Through this mechanism, we run approximately 2.5 billion unique tests/test seeds within the fleet any given month. This framework has been live for the past couple of years within the fleet and has achieved a total test time of nearly 100 million seconds in colocation with the workloads.
The benefits of combining opportunist and ripple testing
While detecting SDCs is a challenging problem for large-scale infrastructures, years of testing have shown us that opportunistic and ripple testing can provide a novel solution for detecting SDCs at scale as quickly as possible.
|Metric||Opportunistic testing||Ripple testing|
|Seeds||~68 million (lifetime)||~2.5 billion (per month)|
|Testing time||~4 billion fleet seconds (lifetime)||~100 million fleet seconds (per month)|
|Unique SDC Coverage||23 percent||7 percent|
|Time to equivalent SDC coverage||~6 months (70 percent)||~15 days (70 percent)|
A comparison of the numbers presented in the above two sections is provided in the table.

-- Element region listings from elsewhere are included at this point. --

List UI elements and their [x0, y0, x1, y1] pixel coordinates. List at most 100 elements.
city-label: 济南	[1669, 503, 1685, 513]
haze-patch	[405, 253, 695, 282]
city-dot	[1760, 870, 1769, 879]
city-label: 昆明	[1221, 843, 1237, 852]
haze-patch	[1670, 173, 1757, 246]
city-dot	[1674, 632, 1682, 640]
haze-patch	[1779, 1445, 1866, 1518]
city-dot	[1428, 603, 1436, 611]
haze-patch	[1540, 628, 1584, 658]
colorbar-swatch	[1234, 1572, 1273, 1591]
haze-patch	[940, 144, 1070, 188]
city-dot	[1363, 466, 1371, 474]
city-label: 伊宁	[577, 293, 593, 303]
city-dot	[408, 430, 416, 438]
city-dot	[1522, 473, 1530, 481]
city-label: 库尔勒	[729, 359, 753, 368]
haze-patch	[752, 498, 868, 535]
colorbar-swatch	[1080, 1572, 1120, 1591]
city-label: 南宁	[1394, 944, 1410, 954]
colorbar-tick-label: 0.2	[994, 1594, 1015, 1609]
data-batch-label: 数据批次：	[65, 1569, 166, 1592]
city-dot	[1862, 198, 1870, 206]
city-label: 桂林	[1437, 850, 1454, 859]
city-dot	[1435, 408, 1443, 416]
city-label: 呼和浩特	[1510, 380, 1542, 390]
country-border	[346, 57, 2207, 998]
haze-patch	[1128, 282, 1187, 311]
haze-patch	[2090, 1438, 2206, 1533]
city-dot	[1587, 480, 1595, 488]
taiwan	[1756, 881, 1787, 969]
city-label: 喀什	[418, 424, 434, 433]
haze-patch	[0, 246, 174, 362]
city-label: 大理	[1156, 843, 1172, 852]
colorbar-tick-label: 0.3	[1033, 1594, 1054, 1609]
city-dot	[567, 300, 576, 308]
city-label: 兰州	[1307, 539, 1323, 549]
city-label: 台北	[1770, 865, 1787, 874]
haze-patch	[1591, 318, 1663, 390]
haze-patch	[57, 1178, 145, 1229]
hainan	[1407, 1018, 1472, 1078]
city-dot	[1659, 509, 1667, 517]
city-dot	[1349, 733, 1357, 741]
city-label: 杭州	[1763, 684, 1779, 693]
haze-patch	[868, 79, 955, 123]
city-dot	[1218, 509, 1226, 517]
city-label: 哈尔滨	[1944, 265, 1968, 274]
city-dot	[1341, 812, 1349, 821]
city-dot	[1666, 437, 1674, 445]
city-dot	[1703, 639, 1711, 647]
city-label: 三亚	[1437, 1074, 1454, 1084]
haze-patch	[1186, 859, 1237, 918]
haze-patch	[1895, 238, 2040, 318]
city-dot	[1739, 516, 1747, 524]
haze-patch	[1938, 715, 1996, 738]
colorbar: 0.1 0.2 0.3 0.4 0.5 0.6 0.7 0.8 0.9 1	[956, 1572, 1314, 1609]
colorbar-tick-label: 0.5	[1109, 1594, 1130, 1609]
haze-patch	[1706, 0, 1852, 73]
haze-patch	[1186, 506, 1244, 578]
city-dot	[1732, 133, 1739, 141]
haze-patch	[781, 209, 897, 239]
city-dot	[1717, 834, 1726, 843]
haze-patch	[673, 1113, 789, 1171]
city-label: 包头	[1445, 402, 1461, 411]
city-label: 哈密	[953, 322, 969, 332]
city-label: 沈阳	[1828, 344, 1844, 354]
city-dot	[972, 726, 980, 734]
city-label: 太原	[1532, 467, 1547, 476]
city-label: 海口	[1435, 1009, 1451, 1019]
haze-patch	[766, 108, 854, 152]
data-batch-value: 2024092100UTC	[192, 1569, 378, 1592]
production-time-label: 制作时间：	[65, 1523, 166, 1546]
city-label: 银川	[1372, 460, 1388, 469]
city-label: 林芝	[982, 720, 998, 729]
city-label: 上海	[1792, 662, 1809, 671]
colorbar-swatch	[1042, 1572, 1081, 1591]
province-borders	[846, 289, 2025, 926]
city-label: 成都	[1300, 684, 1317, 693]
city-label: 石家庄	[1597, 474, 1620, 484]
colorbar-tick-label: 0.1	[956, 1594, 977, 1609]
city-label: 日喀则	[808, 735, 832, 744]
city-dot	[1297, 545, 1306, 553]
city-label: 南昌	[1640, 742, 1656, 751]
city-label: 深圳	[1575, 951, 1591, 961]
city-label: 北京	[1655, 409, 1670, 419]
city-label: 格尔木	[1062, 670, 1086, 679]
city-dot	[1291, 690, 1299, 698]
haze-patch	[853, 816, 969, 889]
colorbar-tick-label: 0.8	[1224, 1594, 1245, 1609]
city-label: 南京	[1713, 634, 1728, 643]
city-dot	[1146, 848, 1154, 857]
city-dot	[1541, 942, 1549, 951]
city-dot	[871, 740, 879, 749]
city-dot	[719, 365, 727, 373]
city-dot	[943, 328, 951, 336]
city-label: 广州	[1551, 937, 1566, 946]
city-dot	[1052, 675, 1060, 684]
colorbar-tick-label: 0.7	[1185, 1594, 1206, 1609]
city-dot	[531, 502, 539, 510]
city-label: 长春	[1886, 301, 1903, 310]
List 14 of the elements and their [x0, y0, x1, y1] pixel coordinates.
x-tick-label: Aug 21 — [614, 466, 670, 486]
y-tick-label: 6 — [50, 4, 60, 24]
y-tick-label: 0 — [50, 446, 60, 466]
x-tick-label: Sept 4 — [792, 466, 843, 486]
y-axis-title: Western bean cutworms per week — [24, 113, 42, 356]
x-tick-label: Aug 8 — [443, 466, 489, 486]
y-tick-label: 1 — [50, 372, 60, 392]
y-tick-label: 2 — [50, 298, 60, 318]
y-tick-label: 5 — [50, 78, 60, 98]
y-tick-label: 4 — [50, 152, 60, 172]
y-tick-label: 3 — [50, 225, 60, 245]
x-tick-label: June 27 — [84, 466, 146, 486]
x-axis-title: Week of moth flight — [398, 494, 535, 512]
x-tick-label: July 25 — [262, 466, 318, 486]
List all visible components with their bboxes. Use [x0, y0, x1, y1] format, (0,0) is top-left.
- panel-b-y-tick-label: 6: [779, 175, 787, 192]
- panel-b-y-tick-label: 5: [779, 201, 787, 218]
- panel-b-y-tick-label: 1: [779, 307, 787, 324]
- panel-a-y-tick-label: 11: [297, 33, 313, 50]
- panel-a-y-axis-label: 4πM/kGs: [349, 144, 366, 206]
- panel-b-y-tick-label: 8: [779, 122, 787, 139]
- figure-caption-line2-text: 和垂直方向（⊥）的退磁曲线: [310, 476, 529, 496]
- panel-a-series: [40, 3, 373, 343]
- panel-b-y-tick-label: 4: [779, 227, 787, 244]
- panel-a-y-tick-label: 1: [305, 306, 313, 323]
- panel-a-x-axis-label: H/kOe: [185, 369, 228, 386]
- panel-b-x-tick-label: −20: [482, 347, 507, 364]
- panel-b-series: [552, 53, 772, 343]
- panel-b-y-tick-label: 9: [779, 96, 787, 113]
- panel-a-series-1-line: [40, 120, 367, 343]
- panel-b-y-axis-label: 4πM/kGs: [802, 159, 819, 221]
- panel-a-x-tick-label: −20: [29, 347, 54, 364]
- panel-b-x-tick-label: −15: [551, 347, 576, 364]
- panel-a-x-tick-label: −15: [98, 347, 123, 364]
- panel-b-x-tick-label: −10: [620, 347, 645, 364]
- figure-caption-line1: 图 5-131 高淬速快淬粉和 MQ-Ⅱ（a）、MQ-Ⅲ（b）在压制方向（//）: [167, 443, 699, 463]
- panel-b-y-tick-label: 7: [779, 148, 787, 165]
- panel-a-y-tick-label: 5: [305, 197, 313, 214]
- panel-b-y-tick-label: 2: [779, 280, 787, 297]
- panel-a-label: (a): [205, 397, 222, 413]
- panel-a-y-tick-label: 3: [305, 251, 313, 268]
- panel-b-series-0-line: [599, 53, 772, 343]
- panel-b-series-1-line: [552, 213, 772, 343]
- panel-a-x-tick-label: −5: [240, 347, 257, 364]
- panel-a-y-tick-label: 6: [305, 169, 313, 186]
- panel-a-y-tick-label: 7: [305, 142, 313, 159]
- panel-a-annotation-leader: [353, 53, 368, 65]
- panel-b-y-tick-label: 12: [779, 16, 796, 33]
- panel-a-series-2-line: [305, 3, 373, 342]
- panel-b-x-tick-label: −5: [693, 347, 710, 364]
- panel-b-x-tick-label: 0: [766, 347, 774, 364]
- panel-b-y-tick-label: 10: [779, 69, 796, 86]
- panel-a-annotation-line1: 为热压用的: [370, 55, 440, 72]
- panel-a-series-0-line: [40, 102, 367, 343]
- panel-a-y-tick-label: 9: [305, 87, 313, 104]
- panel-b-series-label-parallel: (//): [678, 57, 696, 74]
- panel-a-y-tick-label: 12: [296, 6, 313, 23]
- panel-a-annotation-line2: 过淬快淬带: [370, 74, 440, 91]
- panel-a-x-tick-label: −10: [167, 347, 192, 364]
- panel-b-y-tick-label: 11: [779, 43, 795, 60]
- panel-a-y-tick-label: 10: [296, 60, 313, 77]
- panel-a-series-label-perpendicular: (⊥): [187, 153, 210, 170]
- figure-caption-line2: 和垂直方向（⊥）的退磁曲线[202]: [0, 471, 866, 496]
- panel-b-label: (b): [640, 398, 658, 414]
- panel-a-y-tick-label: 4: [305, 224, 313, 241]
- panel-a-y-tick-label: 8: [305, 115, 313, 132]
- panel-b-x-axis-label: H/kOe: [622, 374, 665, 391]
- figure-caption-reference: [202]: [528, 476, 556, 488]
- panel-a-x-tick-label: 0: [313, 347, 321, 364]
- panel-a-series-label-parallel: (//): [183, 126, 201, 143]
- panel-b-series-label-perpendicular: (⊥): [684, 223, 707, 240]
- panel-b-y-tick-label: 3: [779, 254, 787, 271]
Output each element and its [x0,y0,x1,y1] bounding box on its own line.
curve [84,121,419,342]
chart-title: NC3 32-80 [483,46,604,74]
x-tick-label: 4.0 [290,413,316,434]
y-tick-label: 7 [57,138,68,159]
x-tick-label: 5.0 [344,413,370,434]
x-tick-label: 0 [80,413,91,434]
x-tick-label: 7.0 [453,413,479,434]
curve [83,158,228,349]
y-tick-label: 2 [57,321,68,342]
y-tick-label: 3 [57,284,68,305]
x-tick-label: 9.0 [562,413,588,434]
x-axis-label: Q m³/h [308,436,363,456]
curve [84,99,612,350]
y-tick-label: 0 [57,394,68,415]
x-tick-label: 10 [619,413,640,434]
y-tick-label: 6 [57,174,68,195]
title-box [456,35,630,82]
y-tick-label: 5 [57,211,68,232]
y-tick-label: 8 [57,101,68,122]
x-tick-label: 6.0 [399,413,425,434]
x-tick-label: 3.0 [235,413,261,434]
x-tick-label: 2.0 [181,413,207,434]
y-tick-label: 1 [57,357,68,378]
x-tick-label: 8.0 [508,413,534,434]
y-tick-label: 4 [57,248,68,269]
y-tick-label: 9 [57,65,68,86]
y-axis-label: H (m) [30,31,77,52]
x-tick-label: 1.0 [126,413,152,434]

We observe that for defect types categorized within this paper, around 70 percent of the common coverage detection could be completed within 15 days. The opportunistic testing could catch up to the remaining 23 percent of the unique faulty CPUs for 6 months, and the remaining 7 percent is through repeated ripple instances within the fleet. There are benefits to both models of testing. We also consistently revisit and evaluate these coverage metrics to inform and update our fleetwide testing strategies around test vectors, test cadences, and test runtimes. We anticipate that with different types of defects, the coverage split may vary.
Historically, each CPU went through only a few hours of testing as part of infrastructure burn-in tests. Further testing was typically conducted via sampling. We observe that novel detection approaches are required for application health and fleet resiliency. We demonstrate the ability to test at scale and get through billions of seconds of testing every month across a large fleet consistently. These novel techniques enable us to detect silent data corruptions and mitigate them at scale.
Detecting silent data corruption is a challenging problem for large-scale infrastructures. Applications show significant sensitivity to these problems and can be exposed to such corruptions for months without accelerated detection mechanisms. It can also result in data loss and require months to debug and resolve software-level residue of silent corruptions. This research shows novel techniques resulting from years of experience observing silent corruptions and in categorizing their occurrence patterns and faster time to detection. Impact of silent data corruption can have a cascading effect on applications, and we have to address this as a critical problem. As a result, detecting these at scale as quickly as possible is an infrastructure priority toward enabling a safer, reliable fleet.
Request for proposals
To foster further innovation in this area and to deepen our collaboration with academia, Meta is inviting faculty to respond to this call for research proposals pertaining to the aforementioned topics. We anticipate giving up to five awards, each in the $50,000 range. Payment will be made to the proposer’s host university as an unrestricted gift.